Many new game shows have appeared in recent years, among them "Who Wants To Be a Millionaire," "Deal or No Deal," and "Show Me the Money." So far none has aroused the mathematical interest of the quiz show, "Let's Make a Deal." Having received so many emails over the years about the show's so-called Monty Hall problem, I thought I'd devote this holiday column to the famous problem, to a question about a new variant of it (with answer at end), and to a more general question about its applicability.
"Let's Make a Deal" was popular in the '60s and '70s and has been resurrected in various formats since then. In its original version the game show contestant was presented with three doors, behind one of which is a new car. The other two doors have booby prizes behind them.
"The Let's Make a Deal" host, Monty Hall, asks the contestant to pick one of the three doors. Once the contestant has done so, Monty opens one of the two remaining doors to reveal what's behind it, but is careful never to open the door hiding the car. After Monty has opened one of these other two doors, he offers the contestant the chance to switch doors. The question is: Should the contestant stay with his (or her) original choice and hope the car is behind it or switch to the remaining unopened door?
Many people reason that it doesn't make any difference since there are two possibilities, and thus the probability is 1/2 that the car is behind the original door. The correct strategy, however, calls for the contestant to switch. The probability he picked the correct door originally is 1/3, and the probability the car is behind one of the other two unopened doors is 2/3. Since the host is required to open a door behind which there's a booby prize, the 2/3 probability is now concentrated on the other unopened door. Switching to it will increase the contestant's chances of winning from 1/3 to 2/3.
One common way to make the decision to switch more intuitive is to imagine that there are 100 doors behind one of which is a new car, behind the other 99, booby prizes. The host again asks the contestant to pick one of the doors. Once the contestant has done so, the host opens 98 of the 99 remaining doors to reveal what's behind them, but is careful never to open the door hiding the car. After the host has opened 98 of these other 99 doors, he offers the contestant the chance to switch to the other unopened door. The question again is: Should the contestant switch?

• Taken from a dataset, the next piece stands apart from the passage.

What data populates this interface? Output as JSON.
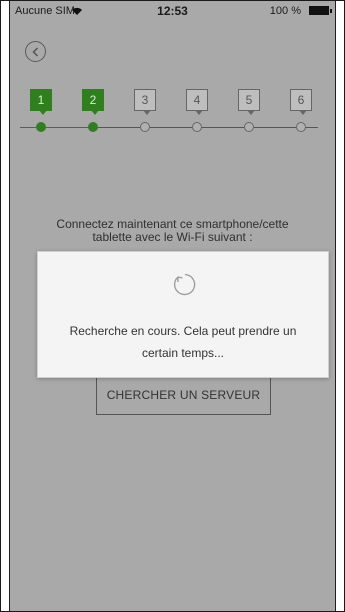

That switching is the correct answer is clearer in this case. The probability the contestant picked the correct door originally is 1/100, and the probability the car is behind one of the other ninety-nine unopened doors is 99/100. Since the host is constrained to open 98 doors behind which there's a booby prize, the 99/100 probability is now concentrated on the other unopened door. Switching to it will increase the contestant's chances of winning from 1/100 to 99/100.
It's interesting that even in the latter case many people refuse to switch. One factor may be an extreme fear of the regret they'd feel if they switched away from their original pick, and it happened to be correct. The same fear of regret underlies people's reluctance to trade lottery tickets with friends. They imagine how bad they'd feel if their original ticket were to win.